Coronavirus – Are you at higher risk?
April 7th, 2020
Who is classed as high risk in the UK?
COVID-19 can make anyone seriously ill, so people must take all advice to stay safe and well.
However, the people classed as the most at risk in the UK are:
- The over 70s
It does not matter how fit and healthy you are at 70 or over, the immune system weakens the older you get, so fighting infection can be harder to do so.
- Pregnant women/expectant Mums
Looking at statistics across the world, there is no evidence to state that pregnant women and their babies will get severely unwell from COVID-19. It is expected they would get mild to moderate flu like symptoms. If you have an underlying health condition such as Asthma or diabetes you may be more unwell if you contract the virus.
Because this is a relatively new virus which we are still learning about, pregnant women are put into then vulnerable category and should follow social distancing advice.
- People with an underlying health condition. This includes people suffering with conditions such as:
- Heart disease
- Liver disease
- BMI over 40
Is it true that anyone who is offered the annual flu jab should view themselves as high risk?
Everyone should take the risk of COVID-19 seriously and follow measures as to date, people not in the at risk categories or with underlying health conditions have contracted the virus.
The flu jab is usually offered to those noted up above, so yes, most of those who are offered the jab, would probably be classed as high risk (may be some exceptions). Most people at very high risk will have been contacted by the government.
Why are those with diabetes high risk? How might their condition influence the way the virus affects them?
The immune system plays a huge part in those with diabetes who develop severe coronavirus symptoms.
High levels of blood sugar over a long period of time can actually depress your immune system, so it doesn’t respond as quickly to the virus when it enters the body and it has more time to replicate, get down to your lungs, and cause the problems associated with breathing that can lead to needing hospital treatment.

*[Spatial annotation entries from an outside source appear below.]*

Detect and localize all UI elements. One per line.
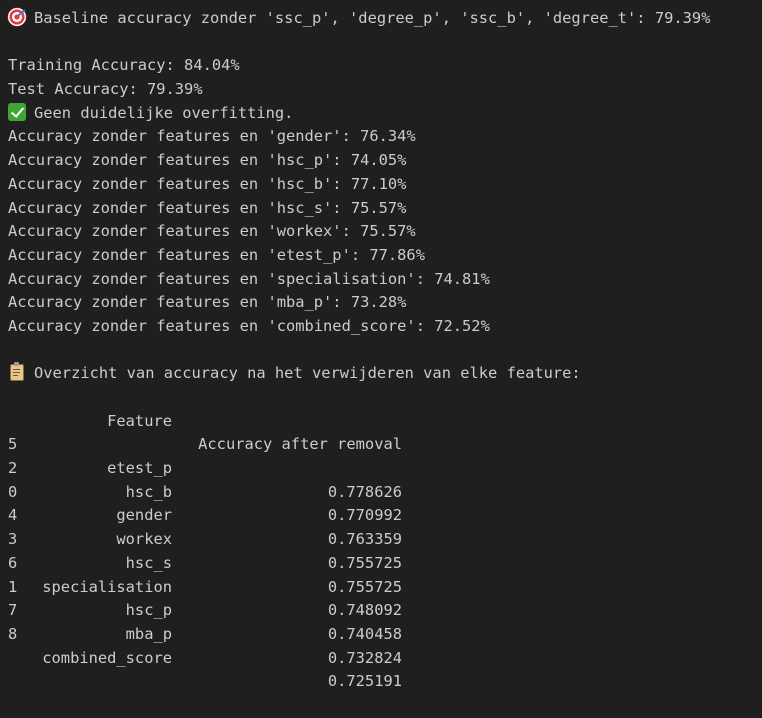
table-row: 6 specialisation 0.748092 (8, 528, 762, 619)
table-row: 3 hsc_s 0.755725 (8, 504, 762, 595)
table-row: 1 hsc_p 0.740458 (8, 552, 762, 643)
table-row: 5 etest_p 0.778626 (8, 410, 762, 500)
overview-title-line: Overzicht van accuracy na het verwijdere… (8, 362, 762, 386)
notebook-cell-output: Baseline accuracy zonder 'ssc_p', 'degre… (8, 7, 762, 690)
removal-line: Accuracy zonder features en 'specialisat… (8, 269, 490, 288)
check-icon (8, 102, 26, 121)
target-icon (8, 8, 26, 26)
baseline-text: Baseline accuracy zonder 'ssc_p', 'degre… (34, 9, 711, 27)
baseline-line: Baseline accuracy zonder 'ssc_p', 'degre… (8, 7, 762, 31)
row-index: 8 (8, 624, 18, 643)
removal-line: Accuracy zonder features en 'gender': 76… (8, 127, 416, 146)
table-row: 7 mba_p 0.732824 (8, 576, 762, 666)
removal-line: Accuracy zonder features en 'hsc_s': 75.… (8, 198, 407, 217)
removal-line: Accuracy zonder features en 'etest_p': 7… (8, 245, 425, 264)
dataframe-body: 5 etest_p 0.778626 2 hsc_b 0.770992 0 ge… (8, 410, 762, 690)
test-accuracy-line: Test Accuracy: 79.39% (8, 80, 203, 99)
removal-line: Accuracy zonder features en 'workex': 75… (8, 222, 416, 241)
training-accuracy-line: Training Accuracy: 84.04% (8, 56, 240, 75)
accuracy-cell: 0.740458 (327, 624, 402, 643)
dataframe-header: Feature Accuracy after removal (8, 386, 762, 454)
overfitting-text: Geen duidelijke overfitting. (34, 103, 294, 122)
overfitting-line: Geen duidelijke overfitting. (8, 102, 762, 126)
table-row: 4 workex 0.755725 (8, 481, 762, 571)
accuracy-cell: 0.725191 (327, 672, 402, 691)
table-row: 0 gender 0.763359 (8, 457, 762, 548)
removal-line: Accuracy zonder features en 'mba_p': 73.… (8, 293, 407, 312)
feature-cell: combined_score (42, 648, 172, 667)
removal-line: Accuracy zonder features en 'combined_sc… (8, 316, 490, 335)
overview-title: Overzicht van accuracy na het verwijdere… (34, 364, 581, 383)
table-row: 8 combined_score 0.725191 (8, 599, 762, 690)
clipboard-icon (10, 362, 24, 382)
removal-line: Accuracy zonder features en 'hsc_p': 74.… (8, 151, 407, 170)
accuracy-cell: 0.732824 (327, 648, 402, 667)
removal-line: Accuracy zonder features en 'hsc_b': 77.… (8, 174, 407, 193)
table-row: 2 hsc_b 0.770992 (8, 433, 762, 524)
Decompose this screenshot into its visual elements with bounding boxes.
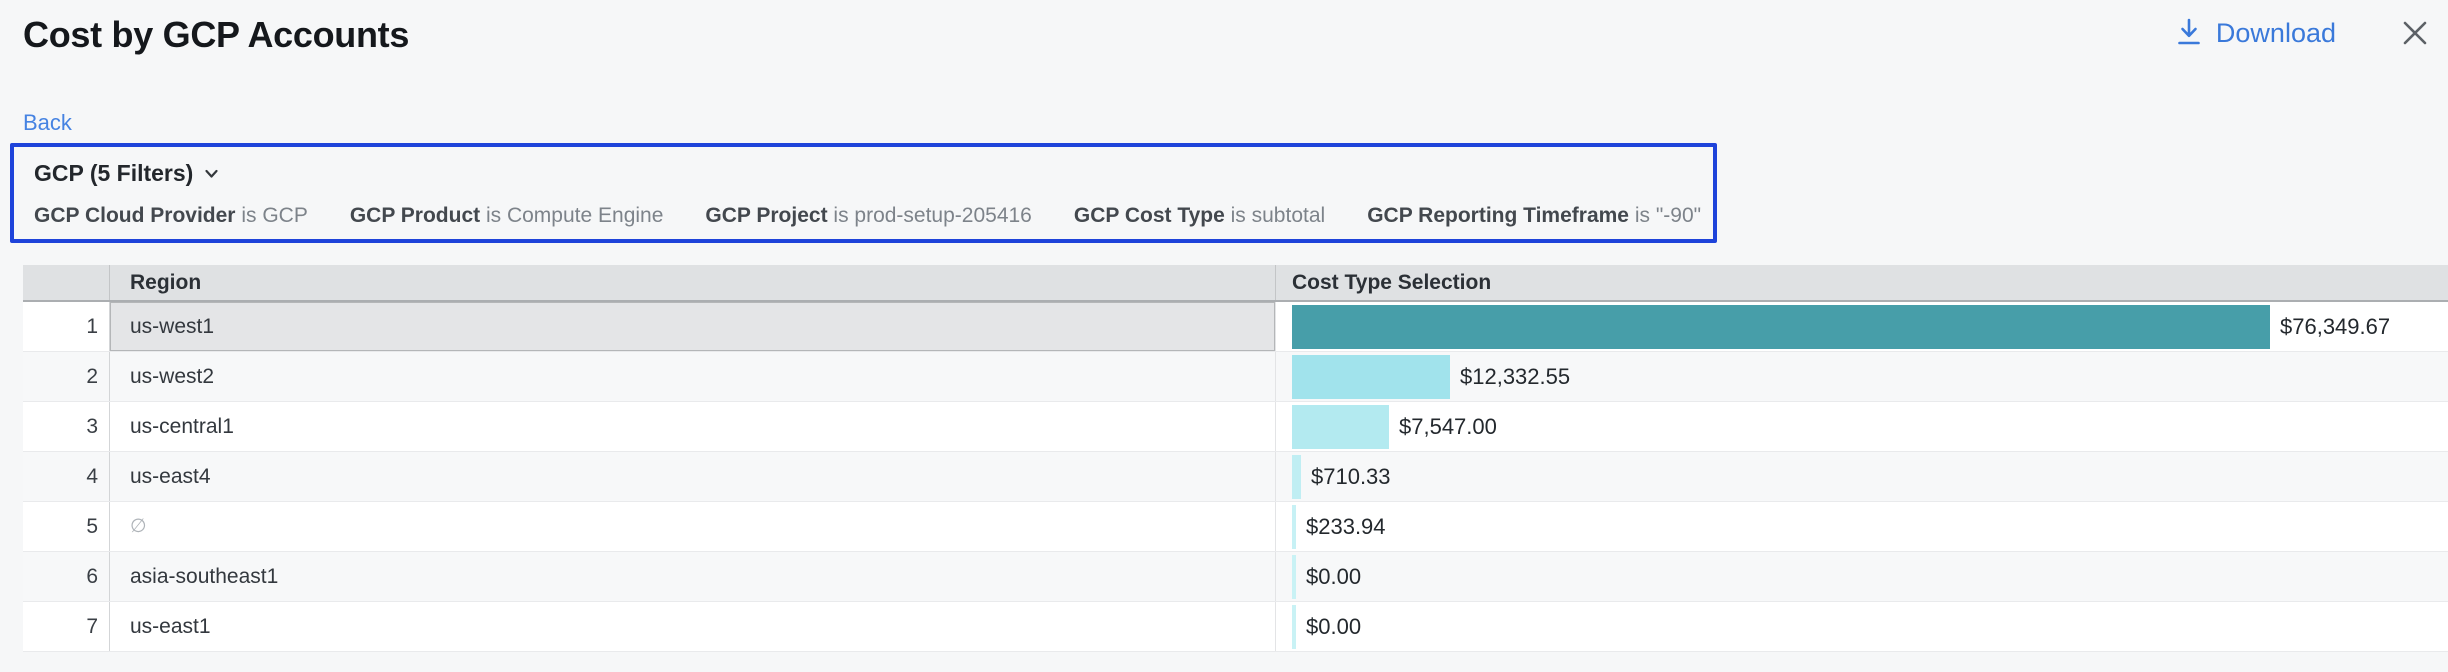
row-number: 6 (23, 552, 110, 601)
region-column-header[interactable]: Region (110, 265, 1276, 300)
filter-name: GCP Product (350, 204, 480, 227)
cost-cell[interactable]: $710.33 (1276, 452, 2448, 501)
table-row: 1us-west1 $76,349.67 (23, 302, 2448, 352)
download-icon (2174, 17, 2204, 49)
cost-table: Region Cost Type Selection 1us-west1 $76,… (23, 265, 2448, 652)
filter-condition: is Compute Engine (480, 204, 663, 227)
region-cell[interactable]: us-west1 (110, 302, 1276, 351)
cost-bar (1292, 405, 1389, 449)
row-number: 7 (23, 602, 110, 651)
chevron-down-icon (202, 164, 221, 183)
region-cell[interactable]: us-central1 (110, 402, 1276, 451)
filter-item[interactable]: GCP Product is Compute Engine (350, 203, 664, 228)
filter-list: GCP Cloud Provider is GCP GCP Product is … (34, 203, 1693, 228)
cost-bar (1292, 605, 1296, 649)
table-row: 2us-west2 $12,332.55 (23, 352, 2448, 402)
cost-value-label: $7,547.00 (1399, 414, 1497, 440)
cost-bar (1292, 305, 2270, 349)
back-link[interactable]: Back (23, 110, 72, 136)
table-row: 3us-central1 $7,547.00 (23, 402, 2448, 452)
filter-item[interactable]: GCP Cost Type is subtotal (1074, 203, 1325, 228)
cost-cell[interactable]: $233.94 (1276, 502, 2448, 551)
cost-cell[interactable]: $76,349.67 (1276, 302, 2448, 351)
filter-summary-dropdown[interactable]: GCP (5 Filters) (34, 160, 221, 187)
filter-item[interactable]: GCP Project is prod-setup-205416 (705, 203, 1031, 228)
row-number: 4 (23, 452, 110, 501)
cost-value-label: $710.33 (1311, 464, 1391, 490)
filter-item[interactable]: GCP Cloud Provider is GCP (34, 203, 308, 228)
top-actions: Download (2174, 16, 2430, 50)
filter-condition: is subtotal (1225, 204, 1325, 227)
row-number: 5 (23, 502, 110, 551)
filter-name: GCP Cloud Provider (34, 204, 235, 227)
cost-bar (1292, 505, 1296, 549)
cost-value-label: $12,332.55 (1460, 364, 1570, 390)
cost-cell[interactable]: $0.00 (1276, 552, 2448, 601)
table-row: 7us-east1 $0.00 (23, 602, 2448, 652)
page-title: Cost by GCP Accounts (23, 14, 409, 56)
filter-name: GCP Cost Type (1074, 204, 1225, 227)
cost-cell[interactable]: $12,332.55 (1276, 352, 2448, 401)
cost-bar (1292, 455, 1301, 499)
region-cell[interactable]: ∅ (110, 502, 1276, 551)
region-cell[interactable]: us-west2 (110, 352, 1276, 401)
download-label: Download (2216, 16, 2336, 50)
region-cell[interactable]: us-east1 (110, 602, 1276, 651)
table-body: 1us-west1$76,349.672us-west2$12,332.553u… (23, 302, 2448, 652)
top-bar: Cost by GCP Accounts Download (23, 14, 2430, 56)
cost-bar (1292, 555, 1296, 599)
cost-value-label: $0.00 (1306, 564, 1361, 590)
filter-summary-label: GCP (5 Filters) (34, 160, 193, 187)
cost-value-label: $233.94 (1306, 514, 1386, 540)
cost-value-label: $0.00 (1306, 614, 1361, 640)
filter-condition: is GCP (235, 204, 307, 227)
cost-type-selection-column-header[interactable]: Cost Type Selection (1276, 265, 2448, 300)
filter-name: GCP Reporting Timeframe (1367, 204, 1629, 227)
region-cell[interactable]: us-east4 (110, 452, 1276, 501)
filter-condition: is prod-setup-205416 (828, 204, 1032, 227)
table-row: 5∅ $233.94 (23, 502, 2448, 552)
filter-condition: is "-90" (1629, 204, 1701, 227)
download-button[interactable]: Download (2174, 16, 2336, 50)
row-number: 1 (23, 302, 110, 351)
filter-item[interactable]: GCP Reporting Timeframe is "-90" (1367, 203, 1701, 228)
table-row: 4us-east4 $710.33 (23, 452, 2448, 502)
region-cell[interactable]: asia-southeast1 (110, 552, 1276, 601)
row-number: 3 (23, 402, 110, 451)
cost-cell[interactable]: $0.00 (1276, 602, 2448, 651)
filter-panel: GCP (5 Filters) GCP Cloud Provider is GC… (10, 143, 1717, 243)
cost-value-label: $76,349.67 (2280, 314, 2390, 340)
table-header-row: Region Cost Type Selection (23, 265, 2448, 302)
row-number: 2 (23, 352, 110, 401)
cost-cell[interactable]: $7,547.00 (1276, 402, 2448, 451)
row-number-column-header (23, 265, 110, 300)
cost-bar (1292, 355, 1450, 399)
table-row: 6asia-southeast1 $0.00 (23, 552, 2448, 602)
close-icon[interactable] (2400, 18, 2430, 48)
filter-name: GCP Project (705, 204, 827, 227)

Are pregnant women in the high-risk category simply because not enough research has been done to show how it affects unborn babies/newborns?
Most of this has been answered above, but research is still very limited and we are learning more every day. There have been a small number of babies across the world born with Coronavirus but we are still unsure whether they had the virus before or after birth. In China a few babies were born prematurely but it is unclear whether the virus caused early labour or not.

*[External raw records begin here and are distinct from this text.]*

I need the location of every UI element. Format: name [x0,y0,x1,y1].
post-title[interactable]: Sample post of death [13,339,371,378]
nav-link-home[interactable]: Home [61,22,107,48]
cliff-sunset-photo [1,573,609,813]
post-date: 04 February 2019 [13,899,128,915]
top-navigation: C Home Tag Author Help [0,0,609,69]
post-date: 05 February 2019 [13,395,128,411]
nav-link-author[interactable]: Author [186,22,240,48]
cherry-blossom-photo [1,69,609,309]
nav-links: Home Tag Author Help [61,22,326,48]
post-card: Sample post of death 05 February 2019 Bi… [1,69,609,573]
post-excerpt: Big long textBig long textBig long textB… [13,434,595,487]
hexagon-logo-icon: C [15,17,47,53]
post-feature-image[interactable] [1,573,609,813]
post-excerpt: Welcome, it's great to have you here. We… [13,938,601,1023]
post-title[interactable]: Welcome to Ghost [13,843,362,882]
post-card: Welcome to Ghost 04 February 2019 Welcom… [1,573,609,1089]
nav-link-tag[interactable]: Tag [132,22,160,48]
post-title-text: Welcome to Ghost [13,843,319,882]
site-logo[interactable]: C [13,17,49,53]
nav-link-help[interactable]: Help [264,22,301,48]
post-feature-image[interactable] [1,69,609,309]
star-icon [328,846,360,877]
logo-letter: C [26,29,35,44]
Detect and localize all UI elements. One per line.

The UK is conducting real-time-observation of all pregnant women who develop COVID-19 during pregnancy and their unborn babies.
There is no evidence to show any increased risk of miscarriage.
According to the Center for Disease Control those with a BMI of 40+ are high risk: why is this?
Covid-19 has been linked to respiratory issues, so if a person is carrying excess weight it can cause pressure upon the body – especially the chest and lungs and cause issues with breathing.
Excess weight makes it more difficult for the lungs and diaphragm to expand and inhale oxygen. Once starved of Oxygen organs will start to fail.
Those with a BMI over 40 should take extra care and follow all medical advice.